Researchers have examined new geriatric-specific characteristics that appear to raise the risk of elderly surgical patients having an unplanned hospital readmission within a month of initially leaving the hospital. The new study is published online as an “article in press” on the Journal of the American College of Surgeons website.
The four geriatric risk factors for readmission after general surgical procedures are cognitive impairment requiring another person to sign the patient’s consent form for the operation (called “incompetent at admission”), use of a mobility aid, risk of falling at discharge from the hospital, and need for skilled home health care after going home.
“Our findings could impact clinical practice,” said Florence E. Turrentine, PhD, RN, lead study author and associate professor in the department of surgery at the University of Virginia, Charlottesville. “It is not clear that hospitals are using geriatric variables in evaluating patients. Our results support screening for use of a mobility aid or having a surrogate sign consent when hospitals admit geriatric patients for surgical care.”
Elderly individuals—those age 65 years or older—make up 43 percent of Americans undergoing an inpatient operation and are more likely than younger patients to have postoperative complications, results of multiple studies show. More than one in 10 of the elderly patients in the new study had an unexpected readmission, according to study authors.

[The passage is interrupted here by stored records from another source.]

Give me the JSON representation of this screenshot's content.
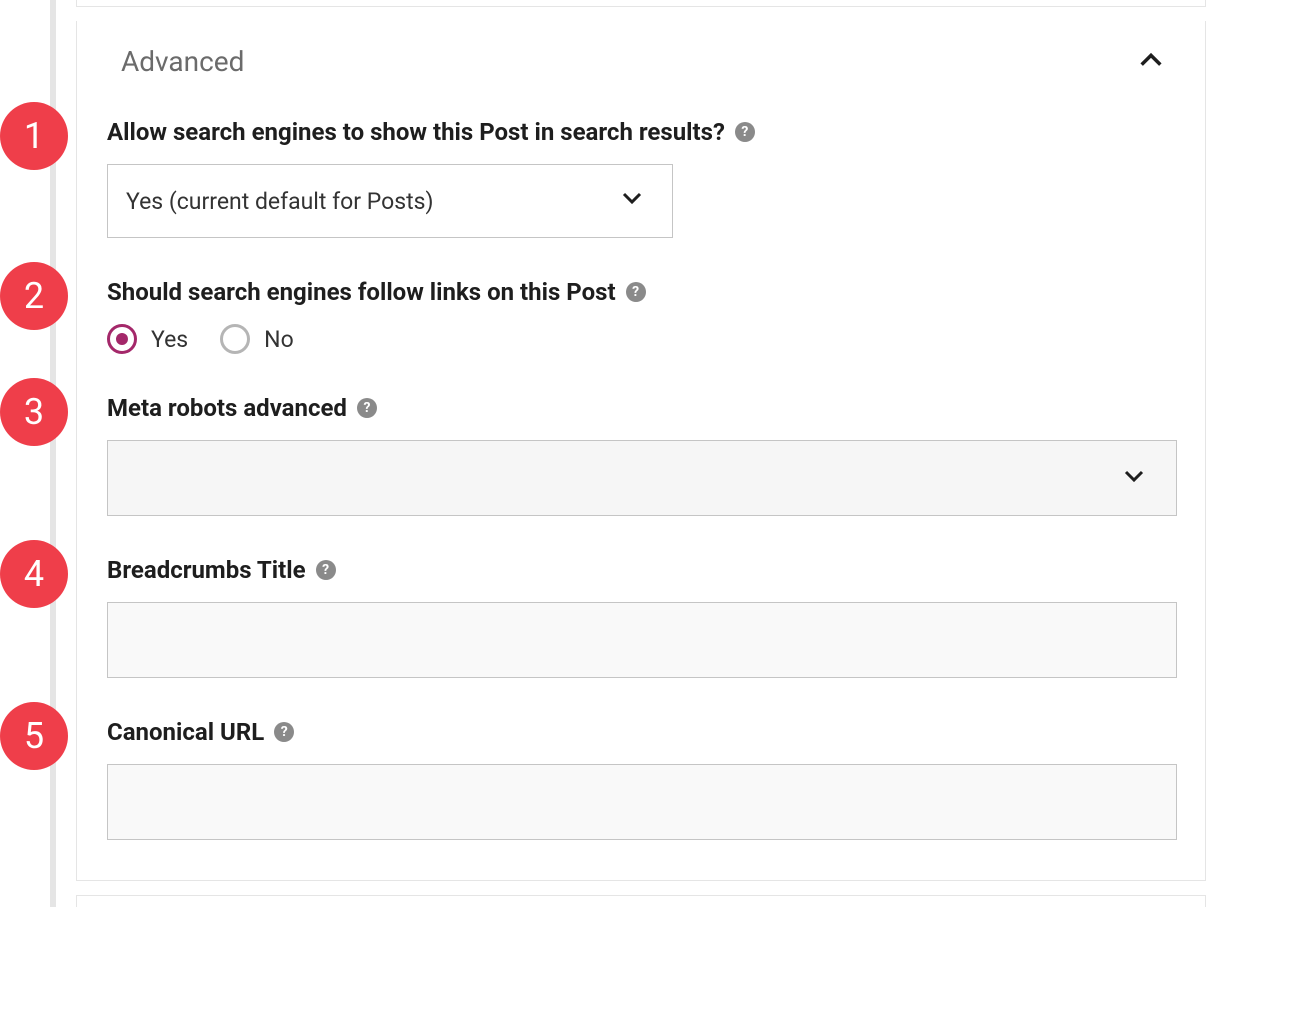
{
  "panel": {
    "title": "Advanced"
  },
  "annotations": {
    "n1": "1",
    "n2": "2",
    "n3": "3",
    "n4": "4",
    "n5": "5"
  },
  "fields": {
    "allow_search": {
      "label": "Allow search engines to show this Post in search results?",
      "value": "Yes (current default for Posts)"
    },
    "follow_links": {
      "label": "Should search engines follow links on this Post",
      "options": {
        "yes": "Yes",
        "no": "No"
      },
      "selected": "yes"
    },
    "meta_robots": {
      "label": "Meta robots advanced",
      "value": ""
    },
    "breadcrumbs": {
      "label": "Breadcrumbs Title",
      "value": ""
    },
    "canonical": {
      "label": "Canonical URL",
      "value": ""
    }
  },
  "help_glyph": "?"
}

“Readmissions are stressful and expensive and Medicare reduces payments to hospitals with excess readmissions,” said R. Scott Jones, MD, MS, FACS, a study coauthor and emeritus professor and chair of the University of Virginia’s surgery department. “We want to anticipate and hopefully prevent the reasons that contribute to unplanned readmission after an operation.”

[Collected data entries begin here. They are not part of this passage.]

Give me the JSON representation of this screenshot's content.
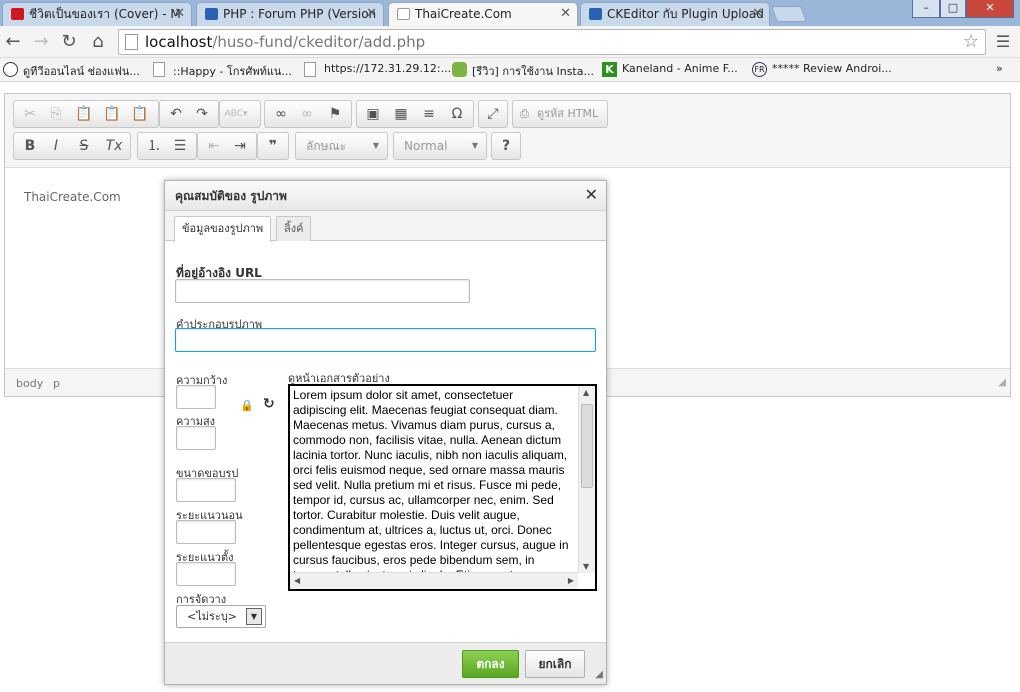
{
  "browser": {
    "tabs": [
      {
        "title": "ชีวิตเป็นของเรา (Cover) - M",
        "icon": "youtube-icon",
        "color": "#cc181e"
      },
      {
        "title": "PHP : Forum PHP (Version",
        "icon": "forum-icon",
        "color": "#2a62b3"
      },
      {
        "title": "ThaiCreate.Com",
        "icon": "page-icon",
        "color": "#ffffff"
      },
      {
        "title": "CKEditor กับ Plugin Upload",
        "icon": "forum-icon",
        "color": "#2a62b3"
      }
    ],
    "window_buttons": {
      "minimize": "–",
      "maximize": "□",
      "close": "✕"
    },
    "url": {
      "host": "localhost",
      "path": "/huso-fund/ckeditor/add.php"
    },
    "bookmarks": [
      {
        "label": "ดูทีวีออนไลน์ ช่องแฟน...",
        "icon": "bookmark-face-icon"
      },
      {
        "label": "::Happy - โกรศัพท์แน...",
        "icon": "page-icon"
      },
      {
        "label": "https://172.31.29.12:...",
        "icon": "page-icon"
      },
      {
        "label": "[รีวิว] การใช้งาน Insta...",
        "icon": "android-icon"
      },
      {
        "label": "Kaneland - Anime F...",
        "icon": "kaneland-icon"
      },
      {
        "label": "***** Review Androi...",
        "icon": "fr-icon"
      }
    ],
    "overflow": "»"
  },
  "editor": {
    "source_label": "ดูรหัส HTML",
    "styles_combo": "ลักษณะ",
    "format_combo": "Normal",
    "help": "?",
    "content_sample": "ThaiCreate.Com",
    "path": [
      "body",
      "p"
    ]
  },
  "dialog": {
    "title": "คุณสมบัติของ รูปภาพ",
    "close": "✕",
    "tabs": [
      "ข้อมูลของรูปภาพ",
      "ลิ้งค์"
    ],
    "url_label": "ที่อยู่อ้างอิง URL",
    "url_value": "",
    "alt_label": "คำประกอบรูปภาพ",
    "alt_value": "",
    "width_label": "ความกว้าง",
    "height_label": "ความสูง",
    "border_label": "ขนาดขอบรูป",
    "hspace_label": "ระยะแนวนอน",
    "vspace_label": "ระยะแนวตั้ง",
    "align_label": "การจัดวาง",
    "align_value": "<ไม่ระบุ>",
    "preview_label": "ดูหน้าเอกสารตัวอย่าง",
    "preview_text": "Lorem ipsum dolor sit amet, consectetuer adipiscing elit. Maecenas feugiat consequat diam. Maecenas metus. Vivamus diam purus, cursus a, commodo non, facilisis vitae, nulla. Aenean dictum lacinia tortor. Nunc iaculis, nibh non iaculis aliquam, orci felis euismod neque, sed ornare massa mauris sed velit. Nulla pretium mi et risus. Fusce mi pede, tempor id, cursus ac, ullamcorper nec, enim. Sed tortor. Curabitur molestie. Duis velit augue, condimentum at, ultrices a, luctus ut, orci. Donec pellentesque egestas eros. Integer cursus, augue in cursus faucibus, eros pede bibendum sem, in tempus tellus justo quis ligula. Etiam eget",
    "ok": "ตกลง",
    "cancel": "ยกเลิก"
  }
}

The University of Virginia was among 25 participating centers in the Geriatric Surgery Pilot study, which the American College of Surgeons National Surgical Quality Improvement Program (ACS NSQIP) created in 2014 to collect risk factors and outcomes in surgical patients 65 and older. The NSQIP database is the leading nationally validated, risk-adjusted, outcomes-based program to measure and improve the quality of surgical care in hospitals.

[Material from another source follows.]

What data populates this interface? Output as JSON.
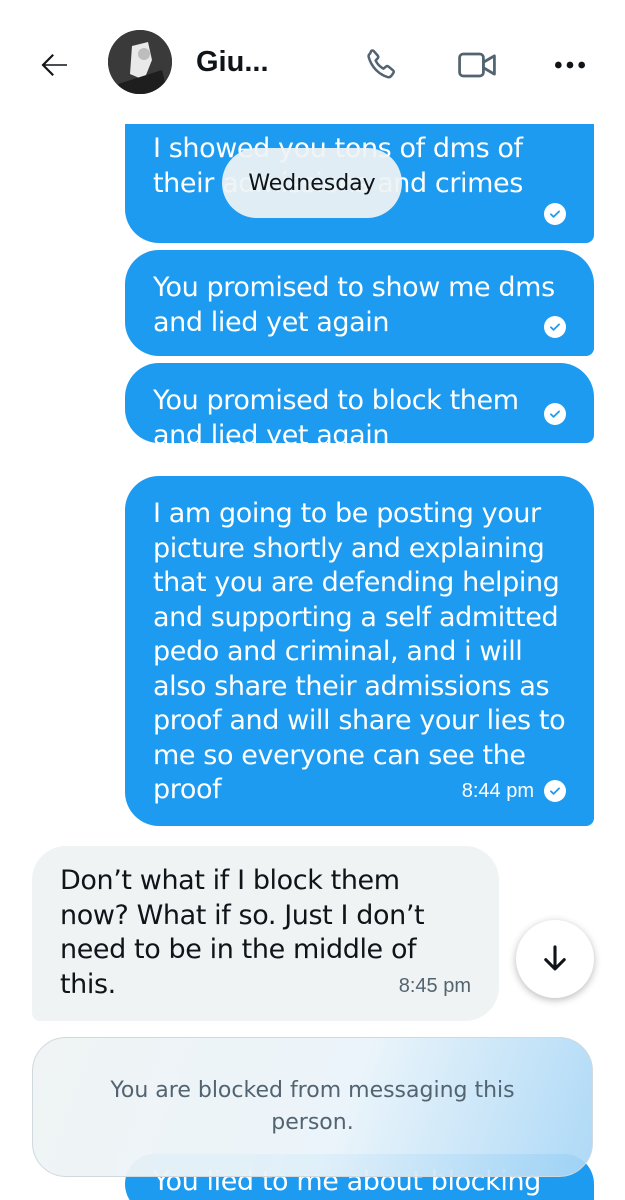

Using the first three years of data from that pilot study, Dr. Turrentine’s research team tested 13 geriatric characteristics and 26 NSQIP risk factors for complications in 6,039 elderly general surgery patients from the NSQIP database. The investigators evaluated statistically significant predictors of readmission within 30 days following the operation, both overall and for each of five surgical procedure groups. The groups were surgical removal of part or all of the (1) pancreas or liver, (2) colon and/or rectum (comprising 58 percent of the patients), (3) hernia, (4) thyroid or esophagus, and (5) appendix.
Overall, the greatest odds of readmission were with the occurrence of any 30-day postoperative complication (odds ratio 5.1) and the need for a reoperation (odds ratio 2.8)—both NSQIP risk factors. However, the researchers noted their ability to predict readmission risk improved with the added geriatric-specific risk factors. Compared with patients who lacked the risk factor being measured, patients with the following geriatric characteristics had higher readmission odds ratios:
· Incompetent at admission: 1.6
· Fall risk at discharge: 1.4
· Use of a mobility aid: nearly 1.3
· Discharged from the hospital needing skilled care: 1.2
When the researchers looked at geriatric risk factors by procedure type, they discovered that use of a mobility aid had the highest readmission odds for the thyroid/esophagus group (odds ratio 11). The greatest geriatric risk factor they reported for the pancreas/liver group was admission from a place other than home, with a 24.4 odds ratio. In the hernia group, the odds ratio for readmission was 2.2 if they needed a new mobility aid at discharge.
“These study findings give surgeons more information to help elderly patients prepare better for an operation and to find specific ways to prevent unplanned readmissions,” Dr. Turrentine said. Preparation could include the ACS Strong for Surgery recommendations to improve fitness for an operation, including preoperative rehabilitation, she suggested. For example, she said physical therapy may lessen the chance of needing a mobility aid.
Additionally, some of the identified geriatric risk factors are now part of the NSQIP Surgical Risk Calculator, an online tool providing customized risk estimates for patients planning to have an operation. Another strategy the researchers proposed to help reduce readmission rates is for the surgeon’s office to check on elderly at-risk patients—especially those who needed a reoperation—by calling them at home after their discharge.
“Our results confirm the need for surgeons to use the geriatric-specific variables to assess the risk for elderly patients undergoing surgical care,” Dr. Jones said. “The ACS is on the right track with its Geriatric Surgery Verification Program.”